REVIEW: Mayfield masterfully mines mid-Century mystery
Posted on June 22, 2019 By Colin MacLean Entertainment, Front Slider, Theatre
British mid-Century writer Anthony Shaffer was an aficionado of gaming. From tic-tac-toe to three dimensional chess, he loved them all. So was his close friend, the Broadway composer-lyricist Stephen Sondheim. Back in the late ‘60s Sondheim challenged his game buddy to write a play about a complex battle between two skilled players. Shaffer did just that, and the result called Sleuth became a huge Tony Award-winning hit and spun out two movies.
The veteran vehicle has found a new home in the latest mounting at the Mayfield Dinner Theatre, running through August 4.
Any theatre that takes on Sleuth assumes a number of problems right off the head. With the success of the show almost 50 years ago, a lot of spin-offs were produced: Wait Until Dark, Death and the Maiden, The Entertaining Mr. Sloane. Although they were mostly successful at the time, subsequent productions have not done well – and the genre has grown creaky with age. Even Sleuth’s treatment of women, class and foreigners is hard to justify nowadays, and the faux-Victorian dialogue, which once crackled, had grown limp.
However, if the approach is to treat the vehicle as a period piece, it can work – as it generally does in director Marti Maraden’s crisp production for the Mayfield. Maybe the tooth marks of many overripe productions in the past can still be seen but Stratford veteran Maraden makes sure that all the tooth marks are hers. Her two superlative actors Michael Hanrahan and Tyrone Savage attack the dialogue with a freshness – as if being delivered for the first time.
In short, in good hands Sleuth remains an “edge-of-the-seat thriller.” In essence, Shaffer has penned both a terrific mystery and a take-off of all the old Agatha Christie potboilers. The production satirizes the originals while using their time-honoured technical devices and giving the grand old dame a timeless feel.
Andrew Wyke (Hanrahan – a Toronto performer with considerable stage and screen experience) is an eccentric, off-beat and very successful British mystery writer. He lives (of course) in a gloomy old British mansion (atmospheric set by John Dinning containing a bewildering collection of games, books and a lifetime collection of stuff). In a well planned exercise in quirky whimsy and deadly intent, Wyke invites his wife’s lover Milo Tindle (Savage – an up and comer from the Toronto scene) for an evening of (fun and…) games. Milo is rather twitchy about the invitation but Andrew seems quite accepting of the idea of losing his wife to the interloper. His only concern seems to be that Milo keep her in the financial comfort she’s used to.
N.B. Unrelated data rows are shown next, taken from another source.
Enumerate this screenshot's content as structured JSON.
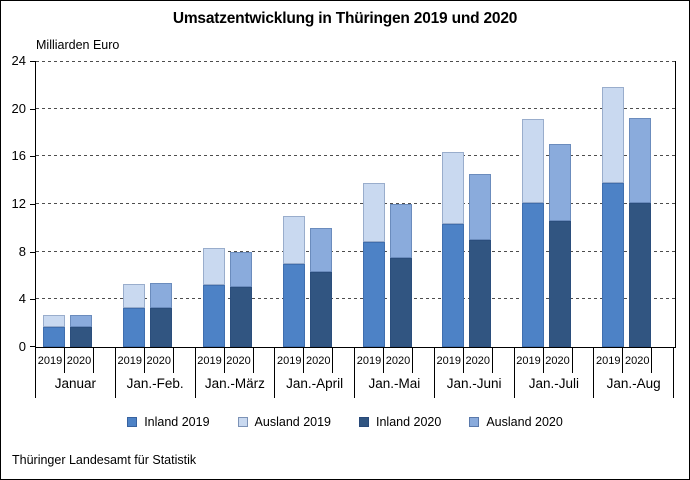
{
  "title": "Umsatzentwicklung in Thüringen 2019 und 2020",
  "y_axis": {
    "unit_label": "Milliarden Euro"
  },
  "footer": {
    "source": "Thüringer Landesamt für Statistik"
  },
  "chart_data": {
    "type": "bar",
    "stacked": true,
    "title": "Umsatzentwicklung in Thüringen 2019 und 2020",
    "xlabel": "",
    "ylabel": "Milliarden Euro",
    "ylim": [
      0,
      24
    ],
    "y_ticks": [
      0,
      4,
      8,
      12,
      16,
      20,
      24
    ],
    "grid": "dashed-horizontal",
    "legend_position": "bottom",
    "categories": [
      "Januar",
      "Jan.-Feb.",
      "Jan.-März",
      "Jan.-April",
      "Jan.-Mai",
      "Jan.-Juni",
      "Jan.-Juli",
      "Jan.-Aug"
    ],
    "bar_years": [
      "2019",
      "2020"
    ],
    "series": [
      {
        "name": "Inland 2019",
        "stack": "2019",
        "color": "#4d82c6",
        "values": [
          1.7,
          3.3,
          5.2,
          7.0,
          8.8,
          10.3,
          12.1,
          13.8
        ]
      },
      {
        "name": "Ausland 2019",
        "stack": "2019",
        "color": "#c9d9f0",
        "values": [
          1.0,
          2.0,
          3.1,
          4.0,
          5.0,
          6.1,
          7.0,
          8.0
        ]
      },
      {
        "name": "Inland 2020",
        "stack": "2020",
        "color": "#315581",
        "values": [
          1.7,
          3.3,
          5.0,
          6.3,
          7.5,
          9.0,
          10.6,
          12.1
        ]
      },
      {
        "name": "Ausland 2020",
        "stack": "2020",
        "color": "#8aabdc",
        "values": [
          1.0,
          2.1,
          3.0,
          3.7,
          4.5,
          5.5,
          6.4,
          7.1
        ]
      }
    ],
    "stack_totals": {
      "2019": [
        2.7,
        5.3,
        8.3,
        11.0,
        13.8,
        16.4,
        19.1,
        21.8
      ],
      "2020": [
        2.7,
        5.4,
        8.0,
        10.0,
        12.0,
        14.5,
        17.0,
        19.2
      ]
    }
  }
}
The first of the evening’s complexities kicks in when Wyke comes up with a cockamamie plan to have Tindle steal his wife’s jewels and sell them. We of the audience immediately react with, “Don’t go down that twisted path!” But of course there would be no play if he didn’t.
The difficulty with any plot description is that it lets the air out of this increasingly complex brain teaser. Much of the fun comes from watching these two evenly-matched dueling gamesters battle it out. Will Milo be dispatched by the revolver on the staircase? Will the Nordic mistress be strangled by the stocking? Will Colonel Mustard perform the dastardly feat in the living room with the candelabra?
Watching these two deadly deceivers turn the tables on each other is delightful. Hanrahan’s Wyke is gleefully manic as he relishes Shaffer’s language, savouring the stylish and ironic words like a gourmet attacking a Michelin meal. This is a man who enjoys the hunt as much as the prize. Savage takes his lead but gives no prisoners in his enthusiastic embrace of this epic cat-and-mouse game as the pendulum of power swings back and forth. Both are very well aided by a small supporting cast.
The two are a cracked fun-house mirrored reflection of each other and nothing in this tangled web is as it seems.